Doorgaan naar inhoud

Deze tien broeders en zusters werden volgens VN-mensenrechtenexperts samen met acht andere Getuigen in Rusland illegaal gearresteerd en vastgezet: Andrej Magliv, Igor Egozarjan, Roeslan Koroljov, Vladimir Koeljasov en Valeri Rogozin (bovenste rij, van links naar rechts); Valeri Sjaljov, Tatjana Sjamsjeva, Olga Silajeva, Aleksandr Solovjov en Denis Timosjin (onderste rij, van links naar rechts)

18 MEI 2020
RUSLAND

VN-deskundigen: Gevangenzetting 18 Getuigen door Rusland is schending internationaal recht

VN-deskundigen: Gevangenzetting 18 Getuigen door Rusland is schending internationaal recht

De VN-Werkgroep inzake Arbitraire Detentie, een werkgroep van mensenrechtenexperts, heeft een opinie van 15 bladzijden gepubliceerd waarin staat dat Rusland het internationaal recht heeft geschonden door tussen mei 2018 en juli 2019 18 Getuigen van Jehovah in verschillende steden te arresteren en gevangen te zetten. De Werkgroep eist de onmiddellijke en onvoorwaardelijke vrijlating van de Getuigen die nog gevangenzitten.

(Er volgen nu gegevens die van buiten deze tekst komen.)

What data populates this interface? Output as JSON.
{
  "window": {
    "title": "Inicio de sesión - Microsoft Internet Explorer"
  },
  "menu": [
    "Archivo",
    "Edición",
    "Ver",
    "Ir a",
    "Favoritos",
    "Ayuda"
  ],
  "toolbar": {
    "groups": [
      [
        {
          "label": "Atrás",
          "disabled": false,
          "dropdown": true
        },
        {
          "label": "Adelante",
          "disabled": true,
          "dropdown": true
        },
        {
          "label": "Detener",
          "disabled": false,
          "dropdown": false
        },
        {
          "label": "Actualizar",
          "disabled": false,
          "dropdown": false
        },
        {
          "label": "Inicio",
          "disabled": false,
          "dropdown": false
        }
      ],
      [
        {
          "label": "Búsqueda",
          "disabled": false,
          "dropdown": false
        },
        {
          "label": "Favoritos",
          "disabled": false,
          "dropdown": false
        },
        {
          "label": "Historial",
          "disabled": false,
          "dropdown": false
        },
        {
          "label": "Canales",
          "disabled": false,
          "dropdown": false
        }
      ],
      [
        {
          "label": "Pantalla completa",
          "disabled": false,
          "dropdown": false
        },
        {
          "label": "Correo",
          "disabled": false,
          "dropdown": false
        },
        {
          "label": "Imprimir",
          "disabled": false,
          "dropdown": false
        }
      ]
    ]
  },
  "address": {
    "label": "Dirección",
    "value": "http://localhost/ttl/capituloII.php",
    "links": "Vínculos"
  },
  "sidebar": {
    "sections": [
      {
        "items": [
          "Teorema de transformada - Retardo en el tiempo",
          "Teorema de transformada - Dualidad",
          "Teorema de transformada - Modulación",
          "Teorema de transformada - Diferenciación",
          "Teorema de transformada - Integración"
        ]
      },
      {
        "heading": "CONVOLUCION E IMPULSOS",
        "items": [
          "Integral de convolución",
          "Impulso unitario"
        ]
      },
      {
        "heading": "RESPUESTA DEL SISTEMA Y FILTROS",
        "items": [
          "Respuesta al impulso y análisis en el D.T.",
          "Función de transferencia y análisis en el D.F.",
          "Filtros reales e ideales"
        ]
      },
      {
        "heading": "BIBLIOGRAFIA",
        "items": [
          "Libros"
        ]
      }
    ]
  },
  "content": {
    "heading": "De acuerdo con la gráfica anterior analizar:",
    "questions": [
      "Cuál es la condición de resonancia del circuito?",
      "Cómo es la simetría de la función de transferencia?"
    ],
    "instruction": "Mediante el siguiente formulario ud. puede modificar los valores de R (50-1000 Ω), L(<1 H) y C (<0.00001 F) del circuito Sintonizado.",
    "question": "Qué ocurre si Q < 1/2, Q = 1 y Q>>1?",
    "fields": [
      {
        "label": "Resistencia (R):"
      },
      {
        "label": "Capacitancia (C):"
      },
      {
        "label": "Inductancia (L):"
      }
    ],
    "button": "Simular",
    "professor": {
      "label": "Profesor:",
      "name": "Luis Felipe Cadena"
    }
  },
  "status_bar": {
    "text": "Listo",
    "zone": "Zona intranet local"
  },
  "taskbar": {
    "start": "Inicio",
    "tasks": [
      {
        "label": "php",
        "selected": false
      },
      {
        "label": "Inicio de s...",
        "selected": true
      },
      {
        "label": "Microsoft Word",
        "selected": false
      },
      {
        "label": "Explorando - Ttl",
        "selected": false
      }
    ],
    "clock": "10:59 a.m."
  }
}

Een voorlopig exemplaar van de opinie werd op 15 mei 2020 gepubliceerd. De definitieve versie zal binnenkort op de website van de VN verschijnen.

Dit is de derde keer in het afgelopen jaar dat de Werkgroep zo’n conclusie heeft getrokken ten gunste van onze geloofsgenoten. In deze opinie veroordeelt de Werkgroep veel aspecten van de openlijke slechte behandeling van onze broeders en zusters door Rusland.

Over het gebruik van ‘extreem geweld’ bij de arrestatie van de Getuigen concludeert de Werkgroep dat daar ‘voor de politie geen enkele aanleiding toe was’. Ook wordt benadrukt dat ‘niemand van [de Getuigen] gearresteerd en in voorarrest geplaatst had mogen worden en dat niemand van hen berecht had mogen worden of nog berecht zou moeten worden’.

De deskundigen weerleggen categorisch de beschuldiging van zogenaamde extremistische activiteiten. Ze leggen uit dat de broeders en zusters alleen maar ‘hun recht op godsdienstvrijheid vreedzaam hebben uitgeoefend’.

In de opinie hekelen de deskundigen ook de methoden die zijn gebruikt om onze broeders en zusters in de rechtszaal te verhoren. Twee van de zusters bijvoorbeeld moesten in de rechtszaal in een kooi zitten tijdens de hoorzittingen over de verlenging van hun voorarrest. Volgens het internationaal recht heeft iedereen, zo zegt de Werkgroep, het recht om ‘onschuldig gehouden te worden totdat zijn schuld in rechte is komen vast te staan’. Om die reden hadden onze zusters ‘tijdens hoorzittingen niet geboeid of in een kooi gezet mogen worden of niet als gevaarlijke criminelen mogen worden voorgeleid’.

De Werkgroep eist dat Rusland het strafblad van alle 18 Getuigen wist en ze een schadevergoeding geeft in overeenstemming met het internationaal recht. Verder wordt het land opgeroepen om ‘een volledig en onafhankelijk onderzoek in te stellen naar de omstandigheden rond de willekeurige vrijheidsberoving’ en ‘gepaste maatregelen te nemen tegen degenen die verantwoordelijk zijn voor de schending van de rechten van [de Getuigen]’.

In de opinie wordt opgemerkt dat de 18 Getuigen ‘slechts enkelen zijn van het toenemende aantal Getuigen van Jehovah in Rusland die zijn gearresteerd, vastgezet en beschuldigd van criminele activiteiten, alleen maar vanwege het uitoefenen van hun godsdienstvrijheid’, een recht dat wordt beschermd door een internationaal verdrag waarbij Rusland partij is. Dus hoewel de huidige opinie focust op de 18 genoemde broeders en zusters, maakte de Werkgroep duidelijk dat de bevindingen ‘van toepassing zijn op alle anderen in soortgelijke omstandigheden’.

De oproep van de Werkgroep tot actie garandeert niet dat onze broeders en zusters in Rusland vrijgelaten zullen worden, maar er is hoop dat de situatie misschien zal verbeteren. We wachten de reactie van Rusland af. Ondertussen weten we dat onze lieve Vader, Jehovah, onze broeders en zusters in Rusland die moedig vervolging verduren, vreugde en vrede zal blijven geven omdat ze op hem vertrouwen (Romeinen 15:13).